# Leather & Equipment Auction in Ohio



## bjjohns (May 26, 2013)

I was going to put this in fibers, but it's not really appropriate. I plan on going to the Weaver Leather Auction  this year (June 19th & 20th). Last time I went I got a really great deal on a Durkopf-Adler flatbed industrial sewing machine (It will sew up to 1/2" thick), as well as a whole bunch of nylon & propylene strapping (great for collars, tie-out, hinges, whatever. I bought neoprene sheets, some leather sides, a electric sole nailer (Don't ask - it was $5 ). That was 10 years ago.

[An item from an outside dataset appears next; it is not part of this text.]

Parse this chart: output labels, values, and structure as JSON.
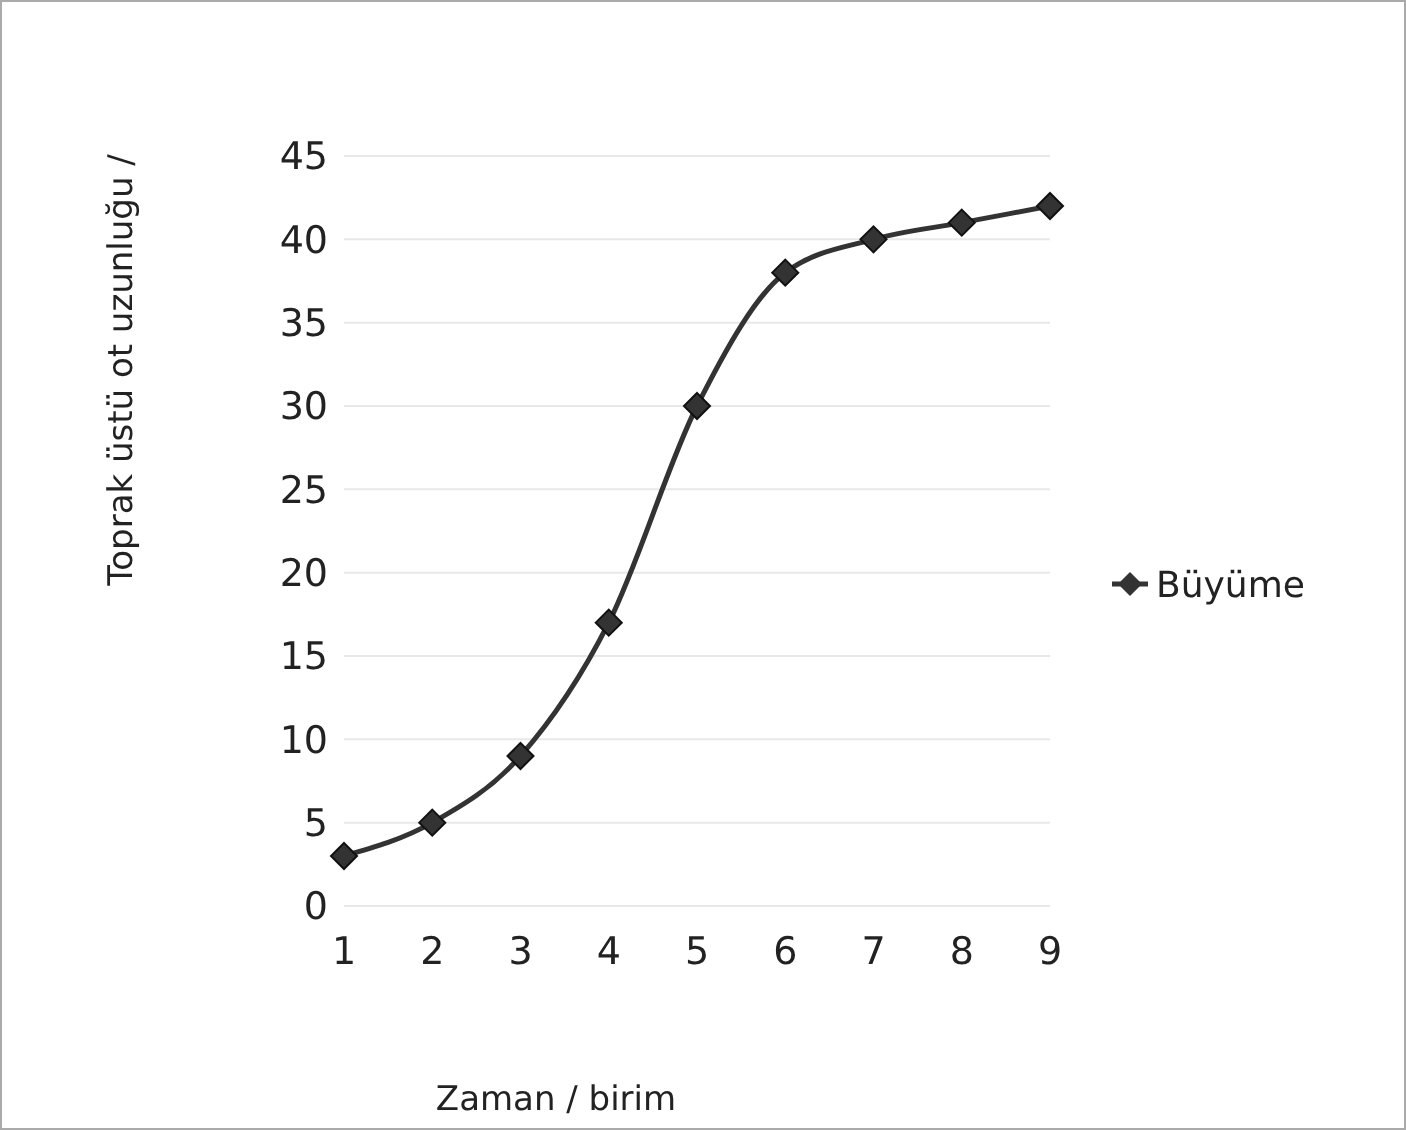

Anybody else thinking of going?


----------



## norseofcourse (May 27, 2013)

This sounds so neat!  Middle of the week though, so I'm not sure.  Did you go both days last time?  Do they have any kind of schedule as to what gets auctioned each day?


----------



## bjjohns (May 27, 2013)

Last time I traveled up from Arkansas, so we did stay both days. They put out a schedule, and I am on the mailing list, but I just have not seen it yet this year. It's a long auction, usually with separate things going on at the same time. Like small hand tools in one ring, manufactured items (like bridles, lead ropes, etc.), and hardware (rivets, buckles, snaps, etc.) in a third.


----------



## goodhors (May 28, 2013)

Thanks for the information.  We might just go!


----------